Previously, you looked at a level-order traversal of a tree. With a few tweaks, you can make this algorithm work for binary trees as well. However, instead of re-implementing level-order traversal, you’ll look at three traversal algorithms for binary trees: in-order, pre-order and post-order traversals.

### In-order traversal

In-order traversal visits the nodes of a binary tree in the following order, starting from the root node:

``````extension BinaryNode {

public func traverseInOrder(visit: (Element) -> Void) {
leftChild?.traverseInOrder(visit: visit)
visit(value)
rightChild?.traverseInOrder(visit: visit)
}
}
``````
``````example(of: "in-order traversal") {
tree.traverseInOrder { print(\$0) }
}
``````
``````---Example of in-order traversal---
0
1
5
7
8
9
``````

### Pre-order traversal

Pre-order traversal always visits the current node first, then recursively visits the left and right child:

``````public func traversePreOrder(visit: (Element) -> Void) {
visit(value)
leftChild?.traversePreOrder(visit: visit)
rightChild?.traversePreOrder(visit: visit)
}
``````
``````example(of: "pre-order traversal") {
tree.traversePreOrder { print(\$0) }
}
``````
``````---Example of pre-order traversal---
7
1
0
5
9
8
``````

### Post-order traversal

Post-order traversal only visits the current node after the left and right child have been visited recursively.
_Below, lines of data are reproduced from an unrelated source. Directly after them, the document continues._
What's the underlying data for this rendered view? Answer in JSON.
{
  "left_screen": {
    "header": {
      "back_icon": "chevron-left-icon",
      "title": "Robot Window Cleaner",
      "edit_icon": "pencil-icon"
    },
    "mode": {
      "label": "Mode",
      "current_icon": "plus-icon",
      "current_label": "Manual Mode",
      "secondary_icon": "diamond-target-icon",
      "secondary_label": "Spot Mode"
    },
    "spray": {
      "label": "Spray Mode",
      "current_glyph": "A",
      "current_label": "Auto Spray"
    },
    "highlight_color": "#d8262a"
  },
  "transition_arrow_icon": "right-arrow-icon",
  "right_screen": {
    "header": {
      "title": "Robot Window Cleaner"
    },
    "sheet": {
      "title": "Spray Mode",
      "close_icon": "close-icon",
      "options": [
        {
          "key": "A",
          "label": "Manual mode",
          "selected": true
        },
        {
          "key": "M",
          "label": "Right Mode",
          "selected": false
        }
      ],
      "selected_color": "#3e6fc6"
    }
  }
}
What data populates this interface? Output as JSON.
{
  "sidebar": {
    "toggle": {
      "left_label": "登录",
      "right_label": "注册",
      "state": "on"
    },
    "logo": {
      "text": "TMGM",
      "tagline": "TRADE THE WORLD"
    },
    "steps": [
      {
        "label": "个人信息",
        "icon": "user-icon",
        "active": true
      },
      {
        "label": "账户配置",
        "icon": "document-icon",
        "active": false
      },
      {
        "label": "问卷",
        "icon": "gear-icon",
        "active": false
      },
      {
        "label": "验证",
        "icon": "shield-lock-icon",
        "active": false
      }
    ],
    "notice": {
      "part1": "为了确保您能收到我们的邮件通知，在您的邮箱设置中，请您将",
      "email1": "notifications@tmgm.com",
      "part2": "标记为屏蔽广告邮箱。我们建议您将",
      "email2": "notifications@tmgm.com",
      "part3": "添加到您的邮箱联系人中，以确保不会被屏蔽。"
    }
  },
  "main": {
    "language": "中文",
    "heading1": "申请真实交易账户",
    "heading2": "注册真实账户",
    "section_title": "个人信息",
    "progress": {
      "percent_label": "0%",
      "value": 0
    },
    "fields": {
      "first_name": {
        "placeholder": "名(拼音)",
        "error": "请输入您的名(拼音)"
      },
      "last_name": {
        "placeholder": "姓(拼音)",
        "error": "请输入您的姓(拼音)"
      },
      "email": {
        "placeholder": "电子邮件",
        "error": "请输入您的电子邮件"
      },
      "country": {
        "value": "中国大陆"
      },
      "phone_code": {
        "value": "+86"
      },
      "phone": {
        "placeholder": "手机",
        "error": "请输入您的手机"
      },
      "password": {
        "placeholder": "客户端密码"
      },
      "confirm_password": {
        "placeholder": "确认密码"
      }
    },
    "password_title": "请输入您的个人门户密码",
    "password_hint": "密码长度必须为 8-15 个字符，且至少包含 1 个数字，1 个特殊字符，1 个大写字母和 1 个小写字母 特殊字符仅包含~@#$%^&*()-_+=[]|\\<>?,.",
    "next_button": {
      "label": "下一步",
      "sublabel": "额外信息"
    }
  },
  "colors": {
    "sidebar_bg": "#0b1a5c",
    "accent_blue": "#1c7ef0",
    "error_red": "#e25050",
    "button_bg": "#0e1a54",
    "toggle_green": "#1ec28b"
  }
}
``````public func traversePostOrder(visit: (Element) -> Void) {
leftChild?.traversePostOrder(visit: visit)
rightChild?.traversePostOrder(visit: visit)
visit(value)
}
``````
``````example(of: "post-order traversal") {
tree.traversePostOrder { print(\$0) }
}
``````
``````---Example of post-order traversal---
0
5
1
8
9
7
``````

## Key points

• The binary tree is the foundation to some of the most important tree structures. The binary search tree and AVL tree are binary trees that impose restrictions on the insertion/deletion behaviors.
• In-order, pre-order and post-order traversals aren’t just important only for the binary tree; if you’re processing data in any tree, you’ll use these traversals regularly.